If I didn’t have this longer-term goal, I’m certain I’d have given up long ago, way before the real growth and financial reward started to materialise.

It’s quite ironic. When you look at most billionaires, and you research their approach and mindset, there’s a lack of emotional attachment to money. They are more focused on a vision or high-level goal.

They won’t have achieved billionaire status by focusing on becoming a billionaire – because when they made their first million, they’d value the money too much to reinvest in high risk, high reward ventures, and their investments would be less bold and therefore present less reward – meaning they never reach billionaire level.

Lose your emotional attachment to money, and stay focused on the goals that truly motivate you. The money will follow.

If you want to grow fast, you need investment

Don’t expect to build a multi-million pound business in a couple of years with no investment.

I’m not saying it is impossible to achieve this, many have. But the number of people who haven’t, and have tried, are 1000 fold.

It’s unlikely you’ll grow that substantially, that quickly, without an initial injection of cash.

Imagine this. You set up a business with £200 seed capital, and you spend this on your website, incorporation, and so on – as though you were following my 4-week business set-up course.

You achieve your first £500 in advertising after a few weeks of promoting and populating your site with content. That repays your initial £200 investment and leaves £300 to reinvest. You then invest this money into physical stock to sell on your site. You work on 50% gross margin and you start to store the stock at home and pick/pack the goods yourself to minimise overheads.

Assuming you have total stock turnover every 4 weeks, that’s a £150 surplus after repayment of your initial investment in stock, and you can then invest £450 in stock for the following 4 weeks, and it starts to have a compounding effect throughout the year.

By the end of the year, you’ll have made a few thousand pounds.
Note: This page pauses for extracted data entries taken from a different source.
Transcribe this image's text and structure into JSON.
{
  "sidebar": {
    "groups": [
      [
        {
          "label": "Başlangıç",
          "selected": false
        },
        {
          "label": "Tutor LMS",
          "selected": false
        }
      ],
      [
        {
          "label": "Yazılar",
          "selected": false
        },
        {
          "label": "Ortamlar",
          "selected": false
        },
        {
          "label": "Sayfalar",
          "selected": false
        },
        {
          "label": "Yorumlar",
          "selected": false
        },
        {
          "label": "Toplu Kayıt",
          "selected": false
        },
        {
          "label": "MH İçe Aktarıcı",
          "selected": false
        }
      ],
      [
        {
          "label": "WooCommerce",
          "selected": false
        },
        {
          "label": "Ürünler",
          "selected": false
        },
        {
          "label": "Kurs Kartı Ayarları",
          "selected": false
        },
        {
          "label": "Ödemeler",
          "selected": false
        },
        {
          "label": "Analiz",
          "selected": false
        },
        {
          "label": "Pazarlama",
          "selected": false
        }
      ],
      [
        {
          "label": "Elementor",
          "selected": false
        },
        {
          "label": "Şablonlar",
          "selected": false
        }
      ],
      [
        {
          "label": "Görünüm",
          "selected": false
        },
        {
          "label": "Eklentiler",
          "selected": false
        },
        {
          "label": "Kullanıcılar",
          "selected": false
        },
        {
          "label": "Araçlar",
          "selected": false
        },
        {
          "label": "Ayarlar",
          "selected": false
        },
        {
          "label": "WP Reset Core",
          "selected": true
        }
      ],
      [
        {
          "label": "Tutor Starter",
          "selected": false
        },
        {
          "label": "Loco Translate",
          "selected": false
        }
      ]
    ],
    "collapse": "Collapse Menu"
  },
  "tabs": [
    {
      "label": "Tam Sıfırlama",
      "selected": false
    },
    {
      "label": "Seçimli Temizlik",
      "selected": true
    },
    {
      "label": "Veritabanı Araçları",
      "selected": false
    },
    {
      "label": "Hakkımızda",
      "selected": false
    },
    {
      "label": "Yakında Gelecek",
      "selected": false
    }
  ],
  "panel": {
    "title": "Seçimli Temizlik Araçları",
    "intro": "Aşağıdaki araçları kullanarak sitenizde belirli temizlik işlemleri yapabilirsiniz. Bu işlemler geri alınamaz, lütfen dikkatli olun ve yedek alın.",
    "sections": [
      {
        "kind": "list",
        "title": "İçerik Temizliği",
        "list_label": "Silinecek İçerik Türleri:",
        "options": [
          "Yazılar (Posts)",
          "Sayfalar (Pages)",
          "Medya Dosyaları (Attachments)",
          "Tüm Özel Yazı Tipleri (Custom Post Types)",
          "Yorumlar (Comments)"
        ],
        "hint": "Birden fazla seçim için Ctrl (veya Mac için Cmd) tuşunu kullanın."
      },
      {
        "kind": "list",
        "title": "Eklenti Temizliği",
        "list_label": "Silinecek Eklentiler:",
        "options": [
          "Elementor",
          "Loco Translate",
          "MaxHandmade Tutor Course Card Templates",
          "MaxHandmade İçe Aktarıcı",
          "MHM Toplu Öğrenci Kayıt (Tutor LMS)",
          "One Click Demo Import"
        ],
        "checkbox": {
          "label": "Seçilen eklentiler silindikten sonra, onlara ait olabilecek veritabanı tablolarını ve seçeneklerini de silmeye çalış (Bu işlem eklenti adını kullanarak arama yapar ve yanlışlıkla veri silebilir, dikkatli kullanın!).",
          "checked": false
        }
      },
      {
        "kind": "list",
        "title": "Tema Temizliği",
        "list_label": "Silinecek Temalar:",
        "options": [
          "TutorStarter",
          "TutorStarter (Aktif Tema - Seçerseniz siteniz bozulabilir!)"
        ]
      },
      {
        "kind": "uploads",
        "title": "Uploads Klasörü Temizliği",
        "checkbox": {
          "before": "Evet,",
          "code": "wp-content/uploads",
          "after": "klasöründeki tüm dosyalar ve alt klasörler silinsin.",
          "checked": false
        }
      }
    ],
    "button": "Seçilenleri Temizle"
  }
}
Which is great, but when you start to throw in overheads that come with growth like a warehouse and employees, that will soon disappear.

Add three 0’s onto the example figures above, and you’ll be making millions each year – and economies of scale will ensure that a good chunk of profit remains even after overheads are taken into account. But not many people will have £300,000 to invest in stock from the outset – so here’s where you need funding if you want to see fast growth.

This principle is highlighted in another exercise. Start with 1, and x2. Then times the result by 2, then that result by 2, and so on.

The growth as a %age remains the same each time – your figure is growing by 100%. But the actual figure, in the early stages, is only increasing by 1, then 2, then 4 and so on – small numbers. But get to 1,000,000 and times by 2, and you’ve just created another 1,000,000 – a substantial figure.

If you receive investment, it bumps you up the multiplication table and makes sustantial returns more accessible in a shorter period of time. Starting at 1, multiplying by 2, takes a long time to hit substantial numbers.

The same principle applies when you are building your business. So if you want to grow fast, be prepared to take on debt or give away equity to achieve investment.

And there you have it!

All of these tips come from my own experiences in business – they aren’t an exact science, and your experience in business may differ wildly. That’s part of the beauty of business, no one rule applies to all businesses!

But they should provide a good degree of guidance before you get your own small business underway and hopefully prepare you somewhat for what’s ahead.